Ebony has a total average monthly circulation of 1.26 million through December, a 1.2 percent year-over-year decline, according to the Alliance for Audited Media. Newsstand sales dropped 35 percent during the period.
Advertising revenue at Ebony was down 24 percent last year, according to Standard Media Index. Standard Media Index monitors ad spending through data obtained from five of the six largest advertising holding companies, as well as leading independent agencies.
Rogers said the ad revenue decline at Ebony was 8 percent last year, but has made a priority of increasing advertising rates this year to reverse the downward trend.
The former social secretary under President Barack Obama, Rogers has been leading Johnson Publishing since 2010. In January, she said the company was looking to sell its historic photo archives, valued at $40 million, in an effort to raise much-needed capital. Rogers said last week it will be a “lengthy process.”
Also on Rogers’ plate is finding a replacement for Ebony editor Mitzi Miller, who stepped down last month to pursue television and film projects. The March-April issue was put together by the “bench team,” Rogers said, which is working together on the upcoming May issue as well.

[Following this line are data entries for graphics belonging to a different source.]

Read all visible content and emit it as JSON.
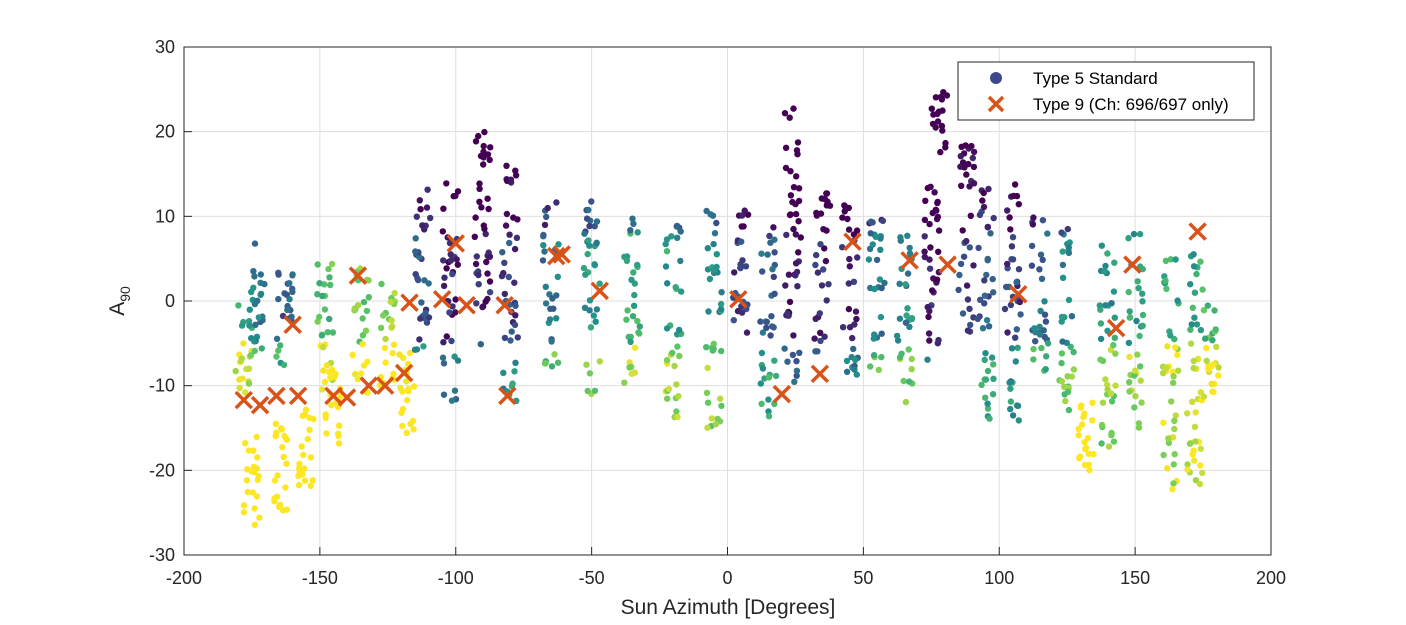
{
  "chart_data": {
    "type": "scatter",
    "title": "",
    "xlabel": "Sun Azimuth [Degrees]",
    "ylabel_main": "A",
    "ylabel_sub": "90",
    "xlim": [
      -200,
      200
    ],
    "ylim": [
      -30,
      30
    ],
    "xticks": [
      "-200",
      "-150",
      "-100",
      "-50",
      "0",
      "50",
      "100",
      "150",
      "200"
    ],
    "yticks": [
      "30",
      "20",
      "10",
      "0",
      "-10",
      "-20",
      "-30"
    ],
    "grid": true,
    "legend_position": "top-right",
    "colormap": "viridis",
    "colormap_colors": [
      "#440154",
      "#3b528b",
      "#21918c",
      "#5ec962",
      "#fde725"
    ],
    "series": [
      {
        "name": "Type 5 Standard",
        "marker": "circle",
        "color": "#3b4a8c",
        "note_colors": "points colored by a viridis colormap; columns of points at roughly every 3 degrees of azimuth from -180 to 180",
        "clusters": [
          {
            "x": -178,
            "ymin": -12,
            "ymax": 1,
            "c": 0.6
          },
          {
            "x": -175,
            "ymin": -28,
            "ymax": -16,
            "c": 1.0
          },
          {
            "x": -173,
            "ymin": -6,
            "ymax": 7,
            "c": 0.4
          },
          {
            "x": -165,
            "ymin": -25,
            "ymax": -14,
            "c": 1.0
          },
          {
            "x": -163,
            "ymin": -8,
            "ymax": 6,
            "c": 0.3
          },
          {
            "x": -155,
            "ymin": -22,
            "ymax": -12,
            "c": 1.0
          },
          {
            "x": -148,
            "ymin": -12,
            "ymax": 5,
            "c": 0.7
          },
          {
            "x": -145,
            "ymin": -17,
            "ymax": -7,
            "c": 0.9
          },
          {
            "x": -135,
            "ymin": -11,
            "ymax": 4,
            "c": 0.75
          },
          {
            "x": -125,
            "ymin": -10,
            "ymax": 3,
            "c": 0.8
          },
          {
            "x": -118,
            "ymin": -16,
            "ymax": -5,
            "c": 0.8
          },
          {
            "x": -112,
            "ymin": -6,
            "ymax": 14,
            "c": 0.25
          },
          {
            "x": -102,
            "ymin": -12,
            "ymax": 14,
            "c": 0.1
          },
          {
            "x": -90,
            "ymin": -7,
            "ymax": 21,
            "c": 0.1
          },
          {
            "x": -80,
            "ymin": -12,
            "ymax": 17,
            "c": 0.2
          },
          {
            "x": -65,
            "ymin": -8,
            "ymax": 12,
            "c": 0.4
          },
          {
            "x": -50,
            "ymin": -11,
            "ymax": 12,
            "c": 0.5
          },
          {
            "x": -35,
            "ymin": -10,
            "ymax": 10,
            "c": 0.6
          },
          {
            "x": -20,
            "ymin": -14,
            "ymax": 10,
            "c": 0.55
          },
          {
            "x": -5,
            "ymin": -15,
            "ymax": 11,
            "c": 0.5
          },
          {
            "x": 5,
            "ymin": -4,
            "ymax": 11,
            "c": 0.2
          },
          {
            "x": 15,
            "ymin": -14,
            "ymax": 9,
            "c": 0.3
          },
          {
            "x": 24,
            "ymin": -10,
            "ymax": 23,
            "c": 0.05
          },
          {
            "x": 35,
            "ymin": -6,
            "ymax": 13,
            "c": 0.1
          },
          {
            "x": 45,
            "ymin": -9,
            "ymax": 12,
            "c": 0.1
          },
          {
            "x": 55,
            "ymin": -9,
            "ymax": 10,
            "c": 0.4
          },
          {
            "x": 65,
            "ymin": -12,
            "ymax": 8,
            "c": 0.45
          },
          {
            "x": 75,
            "ymin": -9,
            "ymax": 14,
            "c": 0.1
          },
          {
            "x": 78,
            "ymin": 17,
            "ymax": 25,
            "c": 0.05
          },
          {
            "x": 88,
            "ymin": -4,
            "ymax": 19,
            "c": 0.2
          },
          {
            "x": 95,
            "ymin": -14,
            "ymax": 14,
            "c": 0.3
          },
          {
            "x": 105,
            "ymin": -15,
            "ymax": 14,
            "c": 0.2
          },
          {
            "x": 115,
            "ymin": -9,
            "ymax": 11,
            "c": 0.35
          },
          {
            "x": 125,
            "ymin": -13,
            "ymax": 9,
            "c": 0.45
          },
          {
            "x": 132,
            "ymin": -22,
            "ymax": -12,
            "c": 1.0
          },
          {
            "x": 140,
            "ymin": -18,
            "ymax": 8,
            "c": 0.5
          },
          {
            "x": 150,
            "ymin": -15,
            "ymax": 8,
            "c": 0.55
          },
          {
            "x": 163,
            "ymin": -23,
            "ymax": 5,
            "c": 0.6
          },
          {
            "x": 172,
            "ymin": -22,
            "ymax": 6,
            "c": 0.6
          },
          {
            "x": 178,
            "ymin": -13,
            "ymax": 1,
            "c": 0.7
          }
        ]
      },
      {
        "name": "Type 9 (Ch: 696/697 only)",
        "marker": "x",
        "color": "#d95319",
        "points": [
          [
            -178,
            -11.7
          ],
          [
            -172,
            -12.3
          ],
          [
            -166,
            -11.2
          ],
          [
            -160,
            -2.8
          ],
          [
            -158,
            -11.2
          ],
          [
            -145,
            -11.2
          ],
          [
            -140,
            -11.4
          ],
          [
            -136,
            3.0
          ],
          [
            -132,
            -10.0
          ],
          [
            -126,
            -10.0
          ],
          [
            -119,
            -8.5
          ],
          [
            -117,
            -0.2
          ],
          [
            -105,
            0.2
          ],
          [
            -100,
            6.8
          ],
          [
            -96,
            -0.5
          ],
          [
            -82,
            -0.5
          ],
          [
            -81,
            -11.2
          ],
          [
            -61,
            5.5
          ],
          [
            -47,
            1.2
          ],
          [
            4,
            0.2
          ],
          [
            20,
            -11.0
          ],
          [
            34,
            -8.6
          ],
          [
            46,
            7.0
          ],
          [
            67,
            4.8
          ],
          [
            81,
            4.3
          ],
          [
            107,
            0.8
          ],
          [
            143,
            -3.2
          ],
          [
            149,
            4.3
          ],
          [
            173,
            8.2
          ],
          [
            -63,
            5.3
          ]
        ]
      }
    ]
  }
}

Hiring a new editor will take up to 60 days, with in-house candidates getting the first look, Rogers said. The new editor will have to focus on fully integrating the digital and print sides of the business.
Rogers said the decision to skip the March issue had nothing to do with an editorial staff in transition and everything to do with raising what she called Ebony’s below-market advertising rates. While Rogers acknowledged some subscribers have called to complain about the missing issue, she said the nearly 70-year-old magazine is ready to move forward.
“I think it was a good business decision,” Rogers said.